Large language models are becoming more capable at tasks that psychologists use to probe how people infer what others think, intend, or misunderstand. New research published in Nature Human Behavior found that some AI models performed as well as, and in some cases better than, humans on tests associated with theory of mind.
The result is striking, but it comes with an important limit. The study does not show that AI systems actually understand human feelings or possess a human-like mind. It shows that some models can produce strong answers on structured tasks built to measure social and mental-state reasoning in people.
What theory of mind tests are trying to measure
Theory of mind is linked to emotional and social intelligence. It helps people infer intentions, recognize misunderstandings, engage with others, and empathize. Most children develop these kinds of skills between three and five years of age.
Psychologists have created many tests to study this ability. These tests often ask whether someone can understand the difference between what is said and what is meant, recognize when a person holds a false belief, or notice when a social mistake has occurred.
The researchers in this study applied that same systematic approach to large language models. Their goal was not to prove that models have minds, but to examine how well they perform on the kinds of tasks used to assess theory of mind in humans.
How the models and humans were tested
The team tested two families of large language models: OpenAI’s GPT-3.5 and GPT-4, along with three versions of Meta’s Llama. They also tested 1,907 human participants so the model scores could be compared with human performance.
The study used five types of tasks:
- Hinting task: testing whether a person or model can infer real intentions from indirect comments.
- False-belief task: testing whether someone can infer that another person may believe something that is not true.
- Faux pas recognition: testing whether someone can identify a social mistake.
- Strange stories: testing whether someone can explain the gap between what was said and what was meant when a protagonist does something unusual.
- Irony comprehension: testing whether someone can understand irony.
The AI models received each test 15 times in separate chats. That setup was meant to make each request independent. Their responses were scored using the same method applied to human answers.
Where GPT and Llama performed differently
The results were mixed across model families and task types. Both versions of GPT performed at, or sometimes above, human averages on tasks involving indirect requests, misdirection, and false beliefs. GPT-4 outperformed humans on the irony, hinting, and strange stories tests.

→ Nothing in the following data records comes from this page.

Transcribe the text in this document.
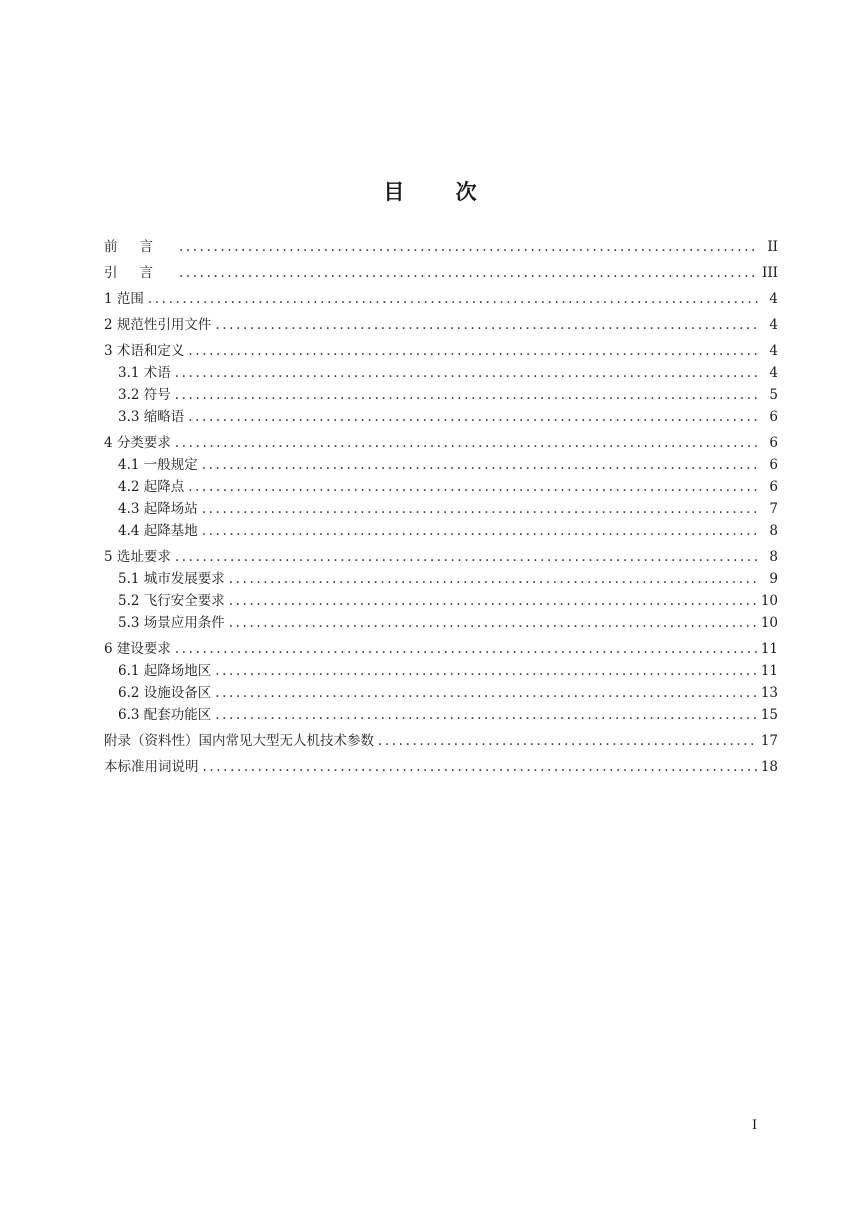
目 次
前言 .....	II
引言 .....	III
1 范围 .....	4
2 规范性引用文件 .....	4
3 术语和定义 .....	4
3.1 术语 .....	4
3.2 符号 .....	5
3.3 缩略语 .....	6
4 分类要求 .....	6
4.1 一般规定 .....	6
4.2 起降点 .....	6
4.3 起降场站 .....	7
4.4 起降基地 .....	8
5 选址要求 .....	8
5.1 城市发展要求 .....	9
5.2 飞行安全要求 .....	10
5.3 场景应用条件 .....	10
6 建设要求 .....	11
6.1 起降场地区 .....	11
6.2 设施设备区 .....	13
6.3 配套功能区 .....	15
附录（资料性）国内常见大型无人机技术参数 .....	17
本标准用词说明 .....	18
I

Llama 2’s three models performed below the human average overall. But there was one notable exception: Llama 2, the biggest of the three Meta models tested, outperformed humans in recognizing faux pas scenarios.
GPT had the opposite pattern on faux pas recognition. It consistently gave incorrect responses. The authors believe this may reflect GPT’s general reluctance to generate conclusions about opinions, because the models often responded that there was not enough information to answer either way.
That split matters because it shows that AI theory of mind performance is not a single capability that rises evenly across every task. A model may be strong at recognizing indirect meaning while failing on a social judgment task. Another model may lag overall yet do well in one specific category.
Why strong scores do not equal human understanding
The research arrives as AI assistants are being designed to feel more natural in conversation. OpenAI and Google announced GPT-4o and Astra last week, with both systems intended to deliver smoother, more naturalistic responses than earlier assistants.
More natural responses can make AI systems seem useful and empathetic. But the source article stresses the risk of confusing performance with human-like mental life. Cristina Becchio, a professor of neuroscience at the University Medical Center Hamburg-Eppendorf who worked on the research, warned that people naturally tend to attribute mind, mental states, and intentionality to entities that do not have a mind.
That distinction is central. A model can generate an answer that looks socially aware without experiencing awareness. It can identify implied meaning in a test without understanding a person in the way another person might.
The study therefore points to a practical tension. Better performance on theory of mind tests may make AI assistants appear more responsive in everyday interactions. At the same time, users and developers need to avoid treating those outputs as proof that the system has human-like understanding.
The benchmark problem behind the result
Several researchers who did not work on the study urged caution about what the tests actually reveal. Maarten Sap, an assistant professor at Carnegie Mellon University, noted that these psychological tests are well established and may have appeared in the models’ training data. A child taking a false-belief test has probably never seen that exact task before, while a language model might have.
Tomer Ullman, a cognitive scientist at Harvard University, also emphasized that research like this can help clarify what large language models can and cannot do. But he argued that outperforming a human on a theory of mind test does not mean an AI has theory of mind.
The larger message is not that benchmarks are useless. It is that passing a benchmark can mean different things for humans and machines. For people, these tests are tied to development, social intelligence, and lived interaction. For large language models, strong scores may reflect patterns learned from language and training data rather than human-like reasoning.
That makes the finding important but not definitive. The models are getting better at tasks built around mental-state inference, indirect meaning, irony, and social judgment. What remains unresolved is how they arrive at those answers, and whether current tests can separate genuine human-like understanding from convincing imitation.